About Us

At Alternative Foods, we want to push the status quo of farming with vertical farming. We want to bring your countryside farms into urban areas and make our cities greener with taking indoor vertical farming to a new level of precision and productivity with minimal environmental impact and virtually zero risks. With vertical farming, you can enjoy locally grown, pesticide-free produce that bursts with flavor and nutrition, all year round.

Some Fun Facts

What is Vertical Farming?

Vertical farming is the practice of growing crops in vertically stacked layers. It often incorporates controlled-environment agriculture, which aims to optimize plant growth, and soilless farming techniques such as hydroponics, aquaponics, and aeroponics. Some common choices of structures to house vertical farming systems include buildings, shipping containers, tunnels, and abandoned mine shafts.

History

Dickson Despommier, professor of Public and Environmental Health at Columbia University, founded the root of the concept of vertical farming.
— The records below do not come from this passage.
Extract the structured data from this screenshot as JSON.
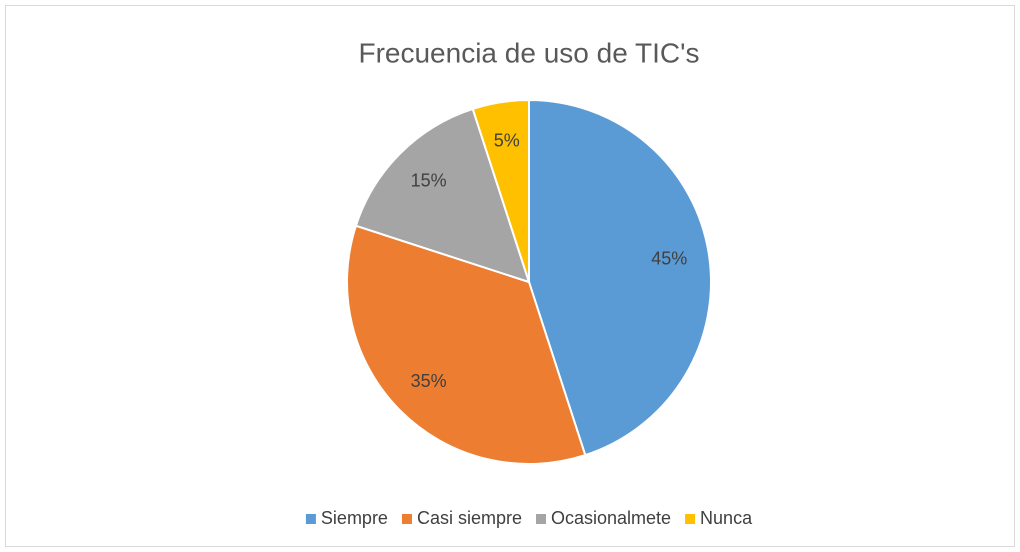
{
  "chart_data": {
    "type": "pie",
    "title": "Frecuencia de uso de TIC's",
    "categories": [
      "Siempre",
      "Casi siempre",
      "Ocasionalmete",
      "Nunca"
    ],
    "values": [
      45,
      35,
      15,
      5
    ],
    "value_labels": [
      "45%",
      "35%",
      "15%",
      "5%"
    ],
    "colors": [
      "#5b9bd5",
      "#ed7d31",
      "#a5a5a5",
      "#ffc000"
    ],
    "legend": "bottom"
  }
}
In 1999, he challenged his class of graduate students to calculate how much food they could grow on the rooftops of New York. The student concluded that they could only feed about 1000 people.

Advantages

Traditional farming’s arable land requirements are too large and invasive to remain sustainable for future generations. With the ever-so-rapid population growth rates, it is expected that arable land per person will drop about 66% in 2050 in comparison to 1970. Vertical farming allows for, in some cases, over ten times the crop yield per acre than traditional methods.